I know personally I was just happy to find something that worked so well before the boys get too big for me to physically pop them in it - it's nipped a lot of stuff in the bud asap. I really hope you find something that works as well for you and yours.

Also, give yourself a break!! Being a single mum to two boys is hard, hard work. Especially young and close together. I think you deserve a Brew and a Biscuit just for getting through the day. You are almost certainly doing miles better than you feel like you are right now!

PleaseLetsGoToSleep · 17/06/2013 20:25

Are you in the UK op? Have you taken up a funded playgroup place for your eldest ds?

girliefriend · 17/06/2013 20:34

Was thinking the same ^^ could the eldest go to nursery/ playgroup for a bit to give you a break?

Is there any chance of you going back to work (I am a single parent and adore my dd but need some grown up time as well Smile ) Ime even working a couple of days a week helps.

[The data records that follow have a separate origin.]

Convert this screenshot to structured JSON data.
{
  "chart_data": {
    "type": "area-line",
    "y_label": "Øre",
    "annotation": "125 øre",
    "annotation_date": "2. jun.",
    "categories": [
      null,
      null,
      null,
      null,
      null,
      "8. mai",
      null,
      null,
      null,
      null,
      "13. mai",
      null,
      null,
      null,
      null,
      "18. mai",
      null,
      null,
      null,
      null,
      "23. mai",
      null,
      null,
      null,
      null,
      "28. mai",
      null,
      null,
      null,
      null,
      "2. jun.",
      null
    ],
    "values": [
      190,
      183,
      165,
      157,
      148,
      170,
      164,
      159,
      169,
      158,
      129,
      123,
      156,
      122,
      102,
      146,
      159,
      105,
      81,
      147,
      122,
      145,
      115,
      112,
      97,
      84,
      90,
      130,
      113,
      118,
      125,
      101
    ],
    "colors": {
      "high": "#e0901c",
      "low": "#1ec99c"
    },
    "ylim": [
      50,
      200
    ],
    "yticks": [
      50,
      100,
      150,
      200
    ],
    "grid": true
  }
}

If the 3 yo is hitting you need to be consistant with consequences, whether thats time out, no t.v time, no treats/pudding etc.

It sounds like you do this already but make sure they are getting lots of physical activity everyday.

Hang on in there before you know it they will be off to school Grin

BlackeyedSusan · 17/06/2013 23:18

if you think the gp got it wrong.
go on a parenting course.
implement the strategies they suggest. (if it works fantastic)
if it does not work, go back to a different gp and ask for a referrl, stating that you have done a parenting course and that there are still problems.

(for a start, try a 1 minute quiet time in the room where he has to sit quietly if getting a bit boistrous followed by a time out for repeated behaviour it does take ages to work.)

praise good behviour a lot.

feed then regularly. ds is awful with low bloodsugar.

firm hugs and rocking back and forth bring down overstimulated children. lots of spinning /random movements excites children.

cestlavielife · 18/06/2013 12:09

ask hv to refer you to parenting courses to get some ideas.

take up nursery place for three year old.

if family wont cant help seek other help eg funded nursery placements, any help on offer locally via hv.

your children are just children they dont have malicious intent... but it sounds like you do need some support and help. tell hv you really need some help. there is help available if you ask for it.